At times, they are embarrassed by the board’s endless efforts to raise funds. Annual expenses total $70,000: including $35,000 mortgage, $8,000 food, $3,650 utilities, $7,000 cook’s salary. One anonymous donor gave $25,000 last year.
To drum up other support, the girls make occasional appearances before churches, businesses, parades, the Rotary and White Lions clubs. Their classmates donate money from school organizations. At least twice monthly, the girls’ picture appears in the town newspaper, with articles announcing yet another fund-raiser or the program’s financial woes.
“We feel like the UNICEF kids or something with our picture always in the newspaper begging for money,” said Santos. “Sometimes I get the feeling people think our families are starving and we take the money home to New York to feed them.”
Negron chimed in, “And I hate it when they say the ABC girls need this or that. I’m not an ABC girl, I’m Ana.”

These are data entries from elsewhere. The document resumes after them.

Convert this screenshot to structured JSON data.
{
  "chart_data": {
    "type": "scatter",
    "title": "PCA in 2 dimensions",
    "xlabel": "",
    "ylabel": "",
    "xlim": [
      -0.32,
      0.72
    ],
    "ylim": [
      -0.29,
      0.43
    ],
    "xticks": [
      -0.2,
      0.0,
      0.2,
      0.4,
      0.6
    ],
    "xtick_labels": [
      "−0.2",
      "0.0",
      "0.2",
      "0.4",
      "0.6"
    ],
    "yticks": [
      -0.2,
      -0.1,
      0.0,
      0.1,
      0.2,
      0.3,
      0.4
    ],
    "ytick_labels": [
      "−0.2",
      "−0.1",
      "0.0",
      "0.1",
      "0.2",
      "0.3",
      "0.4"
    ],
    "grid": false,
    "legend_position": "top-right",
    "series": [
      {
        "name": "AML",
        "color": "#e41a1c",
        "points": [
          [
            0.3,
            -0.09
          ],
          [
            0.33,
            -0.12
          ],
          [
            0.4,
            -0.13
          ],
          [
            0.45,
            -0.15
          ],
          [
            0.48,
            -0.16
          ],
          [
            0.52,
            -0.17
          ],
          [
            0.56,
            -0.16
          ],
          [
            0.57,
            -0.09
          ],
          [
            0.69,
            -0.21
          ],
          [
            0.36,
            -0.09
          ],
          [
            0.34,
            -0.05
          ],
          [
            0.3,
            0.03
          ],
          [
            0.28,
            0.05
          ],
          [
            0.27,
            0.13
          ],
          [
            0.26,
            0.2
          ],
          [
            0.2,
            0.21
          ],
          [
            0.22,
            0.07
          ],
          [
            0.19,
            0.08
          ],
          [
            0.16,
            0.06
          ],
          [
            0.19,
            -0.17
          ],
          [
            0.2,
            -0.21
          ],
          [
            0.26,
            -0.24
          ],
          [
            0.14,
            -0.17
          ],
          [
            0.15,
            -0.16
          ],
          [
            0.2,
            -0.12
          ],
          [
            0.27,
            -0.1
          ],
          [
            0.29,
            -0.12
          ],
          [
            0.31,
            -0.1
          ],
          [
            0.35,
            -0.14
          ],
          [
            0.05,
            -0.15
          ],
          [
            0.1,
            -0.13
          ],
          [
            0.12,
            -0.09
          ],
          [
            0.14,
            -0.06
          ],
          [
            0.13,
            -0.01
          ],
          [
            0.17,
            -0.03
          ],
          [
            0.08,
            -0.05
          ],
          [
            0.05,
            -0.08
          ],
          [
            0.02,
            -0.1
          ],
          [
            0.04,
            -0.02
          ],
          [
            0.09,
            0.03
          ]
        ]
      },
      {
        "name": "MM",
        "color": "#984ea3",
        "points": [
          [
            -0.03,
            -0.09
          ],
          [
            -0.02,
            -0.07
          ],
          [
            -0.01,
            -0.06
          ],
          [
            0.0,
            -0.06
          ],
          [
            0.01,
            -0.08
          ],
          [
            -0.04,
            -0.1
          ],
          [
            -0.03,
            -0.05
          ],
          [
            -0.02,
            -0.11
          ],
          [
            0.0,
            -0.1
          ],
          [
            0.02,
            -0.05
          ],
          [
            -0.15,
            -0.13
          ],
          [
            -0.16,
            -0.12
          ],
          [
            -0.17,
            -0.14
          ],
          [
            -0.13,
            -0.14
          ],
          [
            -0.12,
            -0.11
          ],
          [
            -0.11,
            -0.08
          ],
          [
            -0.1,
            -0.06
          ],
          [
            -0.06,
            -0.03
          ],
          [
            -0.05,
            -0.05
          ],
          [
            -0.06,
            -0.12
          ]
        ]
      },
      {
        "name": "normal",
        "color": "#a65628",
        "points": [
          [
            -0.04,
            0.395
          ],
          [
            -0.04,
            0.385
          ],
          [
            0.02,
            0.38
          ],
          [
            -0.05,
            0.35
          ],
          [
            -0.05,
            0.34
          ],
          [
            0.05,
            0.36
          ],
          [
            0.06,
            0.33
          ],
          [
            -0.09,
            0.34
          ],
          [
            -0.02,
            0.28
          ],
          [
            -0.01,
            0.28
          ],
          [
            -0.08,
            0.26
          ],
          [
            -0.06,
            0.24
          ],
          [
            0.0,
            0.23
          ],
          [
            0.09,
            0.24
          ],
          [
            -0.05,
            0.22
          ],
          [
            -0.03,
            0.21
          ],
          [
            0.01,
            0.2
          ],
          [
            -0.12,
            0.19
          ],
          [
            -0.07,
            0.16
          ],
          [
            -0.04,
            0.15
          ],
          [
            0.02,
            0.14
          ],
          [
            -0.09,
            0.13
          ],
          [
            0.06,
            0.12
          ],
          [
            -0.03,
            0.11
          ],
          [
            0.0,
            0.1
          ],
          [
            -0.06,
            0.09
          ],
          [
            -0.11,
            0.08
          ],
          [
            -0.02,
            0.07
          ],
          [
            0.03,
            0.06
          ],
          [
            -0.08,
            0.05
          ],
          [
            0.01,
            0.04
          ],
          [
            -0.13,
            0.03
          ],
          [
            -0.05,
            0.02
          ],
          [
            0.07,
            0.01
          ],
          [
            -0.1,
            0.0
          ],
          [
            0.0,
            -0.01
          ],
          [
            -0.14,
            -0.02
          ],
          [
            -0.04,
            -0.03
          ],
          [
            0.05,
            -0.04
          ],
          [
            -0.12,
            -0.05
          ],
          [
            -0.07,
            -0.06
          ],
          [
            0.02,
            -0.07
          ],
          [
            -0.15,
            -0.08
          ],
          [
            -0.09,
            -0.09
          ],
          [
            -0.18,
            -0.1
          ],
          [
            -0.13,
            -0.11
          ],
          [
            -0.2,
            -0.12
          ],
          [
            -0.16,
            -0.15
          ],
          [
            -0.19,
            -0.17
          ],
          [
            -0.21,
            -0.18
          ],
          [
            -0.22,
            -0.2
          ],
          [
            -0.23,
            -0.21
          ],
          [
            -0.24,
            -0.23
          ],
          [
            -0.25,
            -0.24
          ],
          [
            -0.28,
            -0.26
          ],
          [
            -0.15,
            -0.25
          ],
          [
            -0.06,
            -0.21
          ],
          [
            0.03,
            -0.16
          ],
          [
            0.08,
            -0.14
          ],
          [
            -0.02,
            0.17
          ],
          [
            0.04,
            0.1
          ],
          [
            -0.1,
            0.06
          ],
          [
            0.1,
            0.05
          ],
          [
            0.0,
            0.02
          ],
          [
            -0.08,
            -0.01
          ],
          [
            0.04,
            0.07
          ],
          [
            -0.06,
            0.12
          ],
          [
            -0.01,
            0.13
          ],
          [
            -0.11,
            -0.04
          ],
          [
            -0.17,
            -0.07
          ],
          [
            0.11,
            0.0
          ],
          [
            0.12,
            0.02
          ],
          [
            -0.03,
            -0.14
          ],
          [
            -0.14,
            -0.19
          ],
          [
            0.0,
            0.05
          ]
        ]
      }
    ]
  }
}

On the other hand, said Shauna Daniel, a senior from Brooklyn, “I think we all communicate well because we have had so much practice presenting ourselves at fund-raisers and board meetings.”
The girls are grateful to the board members for the ABC opportunity, but annoyed with the amount of power it seems to exercise over their lives in Ridgefield. Their major complaint: They yearn to go home to the city to visit friends and family more than the four holidays that the board currently allows.
“They have it set in their minds that once we decided to come here, our lives in New York would completely drop. They think, ‘Connecticut is your home now,’” said Santos.
Robert Cox, a board member and former resident director at the ABC House, agreed: “One of the things that the girls have encountered from the board is the vague notion that they are being saved from the city.”
“The girls would like to spend time with their families. This is not a bad thing,” said Cox. “They are simply making an honest effort to do what any kid wants to do–sustain the most important relationships of their lives. It is important for us to support the girls in their efforts to do this.”
To fill in family affection that the girls are missing, each weekend locals volunteer as host families, sharing their home life with the girls.
“I am very close to my host family. There is not one second in my life where I ever thought they were prejudiced,” said Negron happily.
“My host mother does this because she thought it would be a good experience for her and her family,” she said. “She loves different cultures. She doesn’t treat me special, like an ABC girl. I clean dishes and everything. She treats me like her own daughter.”
©1991 Charlise Lyles
Charlise Lyles, a reporter with the Virginian Pilot and Ledger-Star, is researching the educational experiment, A Better Chance, Inc.